Por ejemplo, ayer, durante las fiestas patrias de Chile, el presidente los felicitó por la celebración y aseguró que las relaciones bilaterales entre ambos países ingresaron a una “nueva era de paz”.

“En momentos en que las relaciones entre nuestros países ingresan en una nueva era de paz, saludamos al hermano pueblo de Chile en sus fiestas patrias. Asimismo, agradecemos a los hermanos chilenos que se solidarizan con la reivindicación marítima boliviana. ¡Felicidades!”, afirmó Morales, mediante su cuenta oficial de Twitter.

En el pasado, expertos bolivianos en política exterior, como Henry Baldelomar, señalaron que debido a que la demanda boliviana plantea recuperar la cualidad marítima a partir de negociaciones de buena fe, es necesario que la diplomacia boliviana genere las condiciones de confianza para encarar un diálogo; los mensajes conciliadores son los que le convienen a La Paz. Y, por el contrario, los discursos de confrontación alimentan la estrategia chilena de enturbiar las conversaciones y generar susceptibilidades para que así, aunque la CIJ falle a favor de Bolivia, no existan condiciones para cumplir el veredicto.

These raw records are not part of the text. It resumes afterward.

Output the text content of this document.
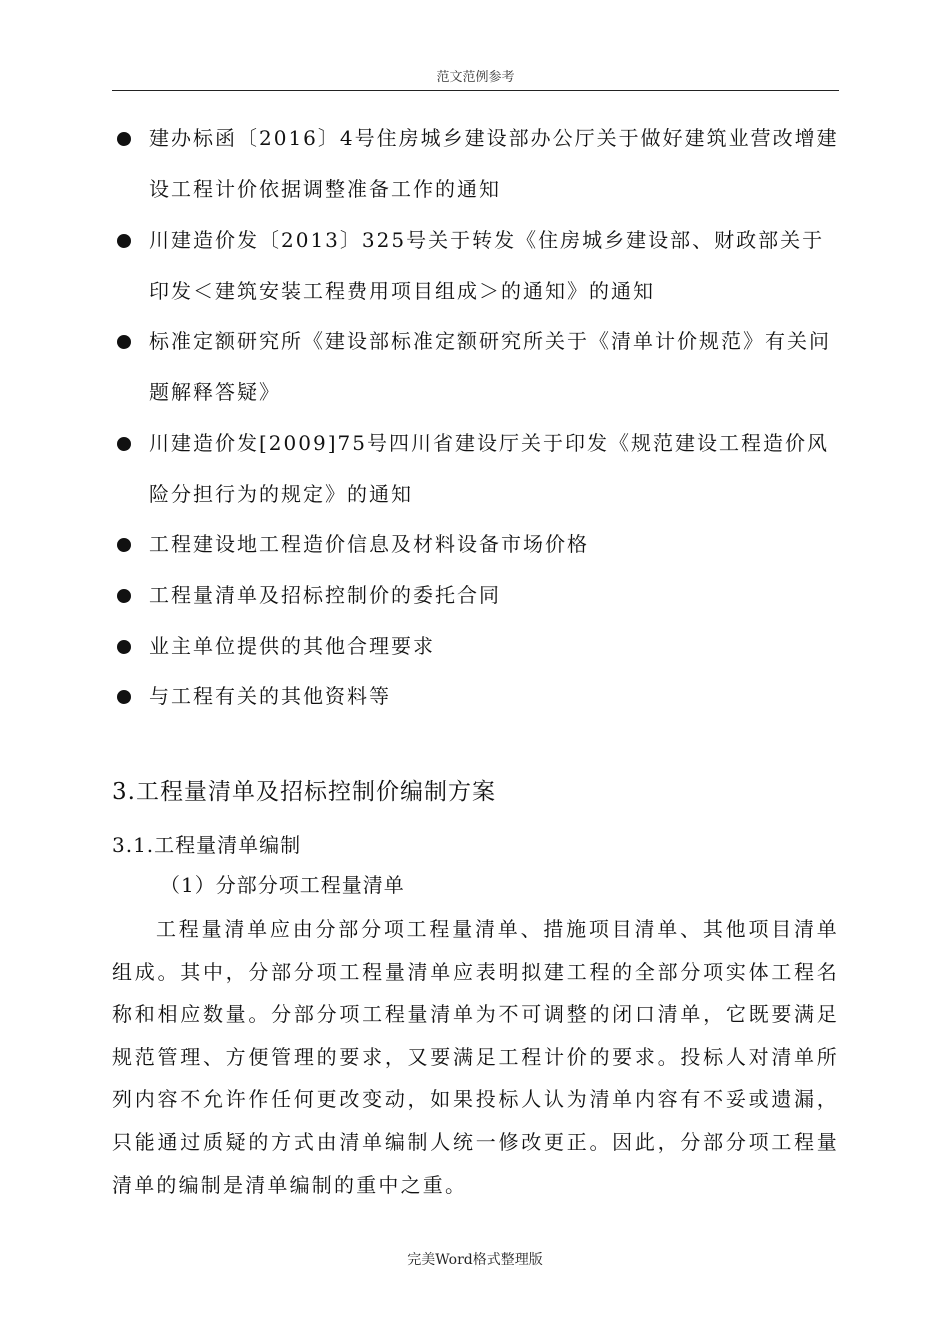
范文范例参考
建办标函〔2016〕4号住房城乡建设部办公厅关于做好建筑业营改增建设工程计价依据调整准备工作的通知
川建造价发〔2013〕325号关于转发《住房城乡建设部、财政部关于印发＜建筑安装工程费用项目组成＞的通知》的通知
标准定额研究所《建设部标准定额研究所关于《清单计价规范》有关问题解释答疑》
川建造价发[2009]75号四川省建设厅关于印发《规范建设工程造价风险分担行为的规定》的通知
工程建设地工程造价信息及材料设备市场价格
工程量清单及招标控制价的委托合同
业主单位提供的其他合理要求
与工程有关的其他资料等
3.工程量清单及招标控制价编制方案
3.1.工程量清单编制
（1）分部分项工程量清单

工程量清单应由分部分项工程量清单、措施项目清单、其他项目清单组成。其中，分部分项工程量清单应表明拟建工程的全部分项实体工程名称和相应数量。分部分项工程量清单为不可调整的闭口清单，它既要满足规范管理、方便管理的要求，又要满足工程计价的要求。投标人对清单所列内容不允许作任何更改变动，如果投标人认为清单内容有不妥或遗漏，只能通过质疑的方式由清单编制人统一修改更正。因此，分部分项工程量清单的编制是清单编制的重中之重。

完美Word格式整理版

Cosa para corroborar la hipótesis de Baldelomar, La Moneda ha endurecido mucho más sus posiciones con expresiones y actos. Por ejemplo, el canciller de Chile, Roberto Ampuero, dijo que ve a Evo Morales como un “candidato en campaña”. Días antes, Ampuero había cancelado la reunión del Comité de Fronteras de Bolivia y Chile aduciendo que no existía el clima diplomático para poder desarrollarlo consistentemente.

A su turno, el presidente Sebastián Piñera hizo una insinuación que ofendió a más de uno de los voceros bolivianos. “Los países honorables honran los tratados que firman”, manifestó Piñera en alusión al Tratado de 1904, el mismo que, para el Gobierno de Chile, sepulta las aspiraciones de Bolivia de recuperar una salida al mar.

Tuto y García Linera

Al expresidente Tuto Quiroga le cayó pesada la frase de Piñera. Así que fustigó al mandatario chileno por cuestionar la honorabilidad de Bolivia con “falsedades”.

“Recurrir a esa falacia para ofender la honorabilidad del pueblo boliviano en su conjunto hace daño. No dañemos la relación bilateral acusando o sindicando a los pueblos”, reprochó. Por su parte, el vicepresidente Álvaro García Linera contestó a Ampuero que “nunca necesitamos levantar la bandera del mar para ganar las elecciones con más del 60% y el canciller chileno ahora necesita de la bandera del mar para ocultar el naufragio diplomático de su Cancillería”. Morales, por su parte, insiste en lo suyo: la conciliación.